Does 0.0642760267657398 == 0.0642760267657398 ?

[1] TRUE

jE$ekholm$TimingShare ==  timingShare %>>%
  (~cat(c(
    "<p style='color:", ifelse(.,"green","red"), ";font-size:70%'>Does "
    ,jE$ekholm$TimingShare
    , " == "
    , timingShare
    ,"?</p>"
  ))) %>>% as.character

Does 0.0015160232454823 == 0.0015160232454823 ?

[1] TRUE

#as another check, this should equal 1
#jE %>>% ( summary(.$linmod)$"r.squared" + jE$ekholm[1,3] + jE$ekholm[1,4] )

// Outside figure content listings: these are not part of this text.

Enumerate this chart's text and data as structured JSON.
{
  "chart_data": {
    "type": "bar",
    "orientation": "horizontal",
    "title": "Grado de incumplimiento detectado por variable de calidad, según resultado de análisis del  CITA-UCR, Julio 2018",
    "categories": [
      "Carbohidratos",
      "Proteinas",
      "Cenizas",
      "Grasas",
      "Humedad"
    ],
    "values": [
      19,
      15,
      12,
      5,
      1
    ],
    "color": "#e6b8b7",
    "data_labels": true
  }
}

In finance, it is almost always more fun and instructive to do functions on a rolling basis. A rolling Ekholm decomposition is easy now with our new function jensen_ekholm.

perfComp %>>%
  rollapply (
    FUN= function(x){
      x %>>%
        jensen_ekholm %>>% 
        ( data.frame( summary(.[["linmod"]])$"r.squared" , .$ekholm ) )  %>>%
        xts(order.by=tail(index(x),1)) -> return_df
      colnames(return_df)[1] <- "R_sq"
      return(return_df)
    }
    , width = 500
    #, by = 100
    , by.column=F
    , fill = NULL
  ) %>>%
  na.fill(0) %>>%
  ( data.frame(date=as.numeric(index(.)),.) ) -> rolling_ekholm

  rolling_ekholm[,c(1,2,5,6)] %>>%
    gather(source,value,-date) %>>%
    (nPlot(
      x = "date"
      , y = "value"
      , group = "source"
      , data = .
      , type = "stackedAreaChart"
      , dom = "rollingChart"
    )) %>>%
    (~ .$xAxis(
      tickFormat = "#!function(d){ return d3.time.format('%b %Y')(new Date( d * 24 * 60 * 60 * 1000 ))}!#"
    ) ) %>>%
    (~ .$chart( useInteractiveGuideline = T ) ) %>>%
    ( cat(noquote(.$html())) )

This research is so compelling that there will be a lot more on its way. Just remember for now that in general SelectionShare is good and TimingShare is bad.